I’ve heard many whites bristle with resentment at the mere idea of white privilege. Who is anyone to say they are privileged? They had a hard life! Grew up poor! No one gave them anything! Others tiptoe around topics of race fearful of inadvertently saying the wrong thing. They don’t consider themselves racist (who does?), but have not done the hard and uncomfortable work of looking at why they fall where on our nation’s racial hierarchy, and how that impacts where they work, who the befriend, what they support and how they think.

I do not blame any of us for our challenges to contend with the grave realities of racial oppression. We are products of a country that structurally relies on us keeping our heads in the sand to protect the precious status quo.

Writes Rev. angel Kyodo williams in Radical Dharma:

Our methodologies are forged within the default mindset of colonization, capitalism-as-religion, corporation-as-demigod, domination over people and planet, winner take all, rape and plunder as spoils of victory, human and natural resources taken as objects of subjugation to the land-owning, resource controlling, very, very privileged

Unless you support these truths, the clash between the world in which we live and your own personal ideologies must be felt on some level – even if you’ve learned to stuff these feelings deep into your being in order to “get along.”

Some of us have the privilege, due to the color of our skin, to not have to reckon with injustice in our day-to-day. But we are all in this together. Whether you agree or not, the impacts of racism touch us all on a fundamental level. To begin the work of unraveling this complication, we must start with whatever we feel about this situation. We must start with the body.

This work must be done in community

Unraveling Oppression and White Privilege

Changing the Race Dance

If this is at all intriguing to you; if you would like to explore what this may mean, I invite you to participate in a workshop that holds this very premise at its heart. Because racism is a collective issue, it will require the wisdom of the collective to see its undoing. We will explore this on a body level on Feb. 4th and 5th in Oakland.

Changing the Race Dance will use the birthright practices of movement, storytelling, and song to weave and unweave our own understandings and confusions around race. This invitation is for all bodies: black, white and all shades between to come together and rest in our collective confusion. This is where we must begin. More information can be found here.

Radical DharmaI will also co-teach a book study of Rev. angel Kyodo williams most recent book, Radical Dharma, starting in March. This will not be your usual sit, discuss and drink tea kinda book club. To begin contemplating racism, oppression and white privilege an examination must happen on the body level. We will discuss concepts, systems, provocative calls to action and we will also feel them using the tools of movement, writing, music and more.

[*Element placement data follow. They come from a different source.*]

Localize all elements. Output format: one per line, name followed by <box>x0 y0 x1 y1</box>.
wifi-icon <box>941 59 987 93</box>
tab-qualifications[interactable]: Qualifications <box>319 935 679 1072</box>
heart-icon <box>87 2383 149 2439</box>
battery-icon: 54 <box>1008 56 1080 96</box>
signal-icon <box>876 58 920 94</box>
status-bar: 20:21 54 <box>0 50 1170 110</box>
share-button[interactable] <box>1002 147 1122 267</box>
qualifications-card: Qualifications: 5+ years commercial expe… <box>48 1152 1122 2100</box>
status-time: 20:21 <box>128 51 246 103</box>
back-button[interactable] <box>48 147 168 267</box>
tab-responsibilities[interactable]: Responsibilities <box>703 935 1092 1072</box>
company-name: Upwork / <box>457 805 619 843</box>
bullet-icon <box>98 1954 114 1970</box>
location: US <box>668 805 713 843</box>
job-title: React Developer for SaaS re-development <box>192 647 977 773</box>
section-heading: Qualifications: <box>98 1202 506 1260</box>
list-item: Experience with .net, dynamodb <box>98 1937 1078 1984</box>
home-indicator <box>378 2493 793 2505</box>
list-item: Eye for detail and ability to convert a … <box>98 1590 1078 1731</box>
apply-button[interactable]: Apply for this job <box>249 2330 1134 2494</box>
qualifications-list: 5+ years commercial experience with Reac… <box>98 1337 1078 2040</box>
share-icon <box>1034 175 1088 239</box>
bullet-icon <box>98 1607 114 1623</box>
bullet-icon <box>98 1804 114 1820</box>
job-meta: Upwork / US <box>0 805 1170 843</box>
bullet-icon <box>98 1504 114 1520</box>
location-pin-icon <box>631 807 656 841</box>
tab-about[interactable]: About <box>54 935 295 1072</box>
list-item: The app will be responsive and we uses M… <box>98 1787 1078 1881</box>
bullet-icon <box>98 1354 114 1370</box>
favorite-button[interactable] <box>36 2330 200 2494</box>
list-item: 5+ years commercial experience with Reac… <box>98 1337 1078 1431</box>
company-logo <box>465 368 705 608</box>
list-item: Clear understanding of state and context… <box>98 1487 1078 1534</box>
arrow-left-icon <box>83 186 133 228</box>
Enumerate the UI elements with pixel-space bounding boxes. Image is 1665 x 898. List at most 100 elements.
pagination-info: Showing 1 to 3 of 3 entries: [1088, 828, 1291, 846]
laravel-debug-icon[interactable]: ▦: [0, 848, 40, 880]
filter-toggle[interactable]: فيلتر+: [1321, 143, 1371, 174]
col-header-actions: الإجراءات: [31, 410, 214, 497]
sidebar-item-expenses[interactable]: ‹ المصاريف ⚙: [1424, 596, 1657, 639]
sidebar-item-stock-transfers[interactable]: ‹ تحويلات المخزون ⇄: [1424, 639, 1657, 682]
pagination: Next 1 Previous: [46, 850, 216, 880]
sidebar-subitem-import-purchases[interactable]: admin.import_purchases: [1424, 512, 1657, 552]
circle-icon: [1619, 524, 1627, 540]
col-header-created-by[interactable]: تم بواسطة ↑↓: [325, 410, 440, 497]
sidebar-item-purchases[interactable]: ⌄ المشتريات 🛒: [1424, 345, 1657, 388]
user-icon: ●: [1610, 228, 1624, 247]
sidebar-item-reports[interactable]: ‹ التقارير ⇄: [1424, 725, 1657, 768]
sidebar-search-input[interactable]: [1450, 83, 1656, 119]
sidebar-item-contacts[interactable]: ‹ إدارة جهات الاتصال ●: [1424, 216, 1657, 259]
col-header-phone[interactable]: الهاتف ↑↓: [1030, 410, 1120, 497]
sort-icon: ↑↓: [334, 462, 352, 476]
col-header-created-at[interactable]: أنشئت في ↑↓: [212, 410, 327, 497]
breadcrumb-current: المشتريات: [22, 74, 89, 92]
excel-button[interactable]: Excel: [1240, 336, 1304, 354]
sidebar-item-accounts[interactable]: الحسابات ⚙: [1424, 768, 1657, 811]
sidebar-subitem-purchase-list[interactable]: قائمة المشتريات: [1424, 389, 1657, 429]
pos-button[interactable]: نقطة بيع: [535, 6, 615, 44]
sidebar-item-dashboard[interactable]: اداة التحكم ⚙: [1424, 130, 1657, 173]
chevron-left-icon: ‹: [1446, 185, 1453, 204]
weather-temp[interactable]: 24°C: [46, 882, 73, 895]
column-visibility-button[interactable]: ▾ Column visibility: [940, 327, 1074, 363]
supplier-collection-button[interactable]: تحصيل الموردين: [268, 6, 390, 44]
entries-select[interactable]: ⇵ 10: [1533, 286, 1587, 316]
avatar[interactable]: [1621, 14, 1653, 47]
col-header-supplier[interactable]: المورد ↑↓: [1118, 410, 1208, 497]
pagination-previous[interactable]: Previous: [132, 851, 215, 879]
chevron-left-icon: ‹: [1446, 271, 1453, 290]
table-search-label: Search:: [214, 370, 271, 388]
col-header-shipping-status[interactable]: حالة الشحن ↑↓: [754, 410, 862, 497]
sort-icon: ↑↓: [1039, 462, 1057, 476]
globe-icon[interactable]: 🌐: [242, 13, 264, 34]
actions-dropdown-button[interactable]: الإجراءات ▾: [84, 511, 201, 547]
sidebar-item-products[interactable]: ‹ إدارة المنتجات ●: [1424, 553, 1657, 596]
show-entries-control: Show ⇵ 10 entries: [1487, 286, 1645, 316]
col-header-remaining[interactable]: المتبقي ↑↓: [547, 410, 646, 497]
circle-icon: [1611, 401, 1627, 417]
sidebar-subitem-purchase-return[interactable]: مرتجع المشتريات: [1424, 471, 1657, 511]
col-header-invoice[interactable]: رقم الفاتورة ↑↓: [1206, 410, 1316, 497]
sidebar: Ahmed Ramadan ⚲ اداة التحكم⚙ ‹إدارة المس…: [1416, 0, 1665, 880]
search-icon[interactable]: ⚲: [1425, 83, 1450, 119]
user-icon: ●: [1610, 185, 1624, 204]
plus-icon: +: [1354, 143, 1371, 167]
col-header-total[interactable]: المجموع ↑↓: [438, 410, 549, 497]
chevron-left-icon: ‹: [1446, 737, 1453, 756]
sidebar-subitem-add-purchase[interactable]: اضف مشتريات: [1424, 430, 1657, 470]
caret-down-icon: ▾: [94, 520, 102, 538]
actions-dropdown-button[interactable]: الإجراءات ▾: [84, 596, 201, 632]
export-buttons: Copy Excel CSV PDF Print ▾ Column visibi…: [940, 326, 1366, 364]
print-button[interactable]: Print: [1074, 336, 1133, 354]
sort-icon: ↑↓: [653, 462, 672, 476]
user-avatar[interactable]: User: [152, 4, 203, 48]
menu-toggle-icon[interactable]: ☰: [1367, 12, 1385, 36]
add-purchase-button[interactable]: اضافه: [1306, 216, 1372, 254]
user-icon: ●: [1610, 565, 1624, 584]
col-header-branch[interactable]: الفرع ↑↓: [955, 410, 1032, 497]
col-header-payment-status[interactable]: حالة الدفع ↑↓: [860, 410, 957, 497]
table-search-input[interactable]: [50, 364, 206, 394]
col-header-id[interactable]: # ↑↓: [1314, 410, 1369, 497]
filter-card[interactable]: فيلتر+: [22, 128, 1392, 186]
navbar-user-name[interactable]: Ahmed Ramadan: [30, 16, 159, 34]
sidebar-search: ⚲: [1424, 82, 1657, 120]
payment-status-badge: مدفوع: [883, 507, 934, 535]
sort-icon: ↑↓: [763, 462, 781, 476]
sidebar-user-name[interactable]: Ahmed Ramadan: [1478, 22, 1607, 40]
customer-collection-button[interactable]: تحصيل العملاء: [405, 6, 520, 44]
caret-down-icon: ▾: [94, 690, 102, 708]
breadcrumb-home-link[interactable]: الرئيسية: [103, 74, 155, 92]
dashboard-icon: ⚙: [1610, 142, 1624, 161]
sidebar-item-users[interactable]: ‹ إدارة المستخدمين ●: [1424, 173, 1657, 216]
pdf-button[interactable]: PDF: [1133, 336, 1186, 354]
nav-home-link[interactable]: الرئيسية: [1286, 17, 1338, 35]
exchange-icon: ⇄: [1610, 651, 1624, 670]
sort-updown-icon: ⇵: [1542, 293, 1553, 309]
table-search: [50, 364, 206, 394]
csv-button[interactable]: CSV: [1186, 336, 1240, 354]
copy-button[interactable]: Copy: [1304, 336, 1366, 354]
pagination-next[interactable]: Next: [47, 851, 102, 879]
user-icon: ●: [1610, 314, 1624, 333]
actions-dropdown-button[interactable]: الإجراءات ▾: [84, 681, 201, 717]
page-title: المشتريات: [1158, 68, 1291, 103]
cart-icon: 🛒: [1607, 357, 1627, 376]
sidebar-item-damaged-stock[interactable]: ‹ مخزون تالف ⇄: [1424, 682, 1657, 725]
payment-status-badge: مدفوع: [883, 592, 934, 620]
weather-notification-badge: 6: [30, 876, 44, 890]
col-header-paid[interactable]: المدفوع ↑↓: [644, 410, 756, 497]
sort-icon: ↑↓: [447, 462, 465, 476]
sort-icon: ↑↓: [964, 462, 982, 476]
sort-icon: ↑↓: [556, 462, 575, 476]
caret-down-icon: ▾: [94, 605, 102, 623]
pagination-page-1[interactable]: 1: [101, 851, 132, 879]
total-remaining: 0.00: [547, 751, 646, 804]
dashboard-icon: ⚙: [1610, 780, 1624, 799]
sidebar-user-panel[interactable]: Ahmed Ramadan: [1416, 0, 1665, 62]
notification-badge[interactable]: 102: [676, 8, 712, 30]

For my friends who are not able to engage in either of these practices, I hope you’ll consider this invitation for personal inquiry. Where is white privilege held within your own being? Consider a time when you’ve experienced it in relationship to your world. What is its taste, texture, smell and color? Where is it felt in your body? It is by intimately coming to know this presence that we might begin to recognize when it surfaces in our day to day – and it will surface. From this place, we can start an examination of just how much we’re impacted by the structures that be. These are the questions and insights to begin with.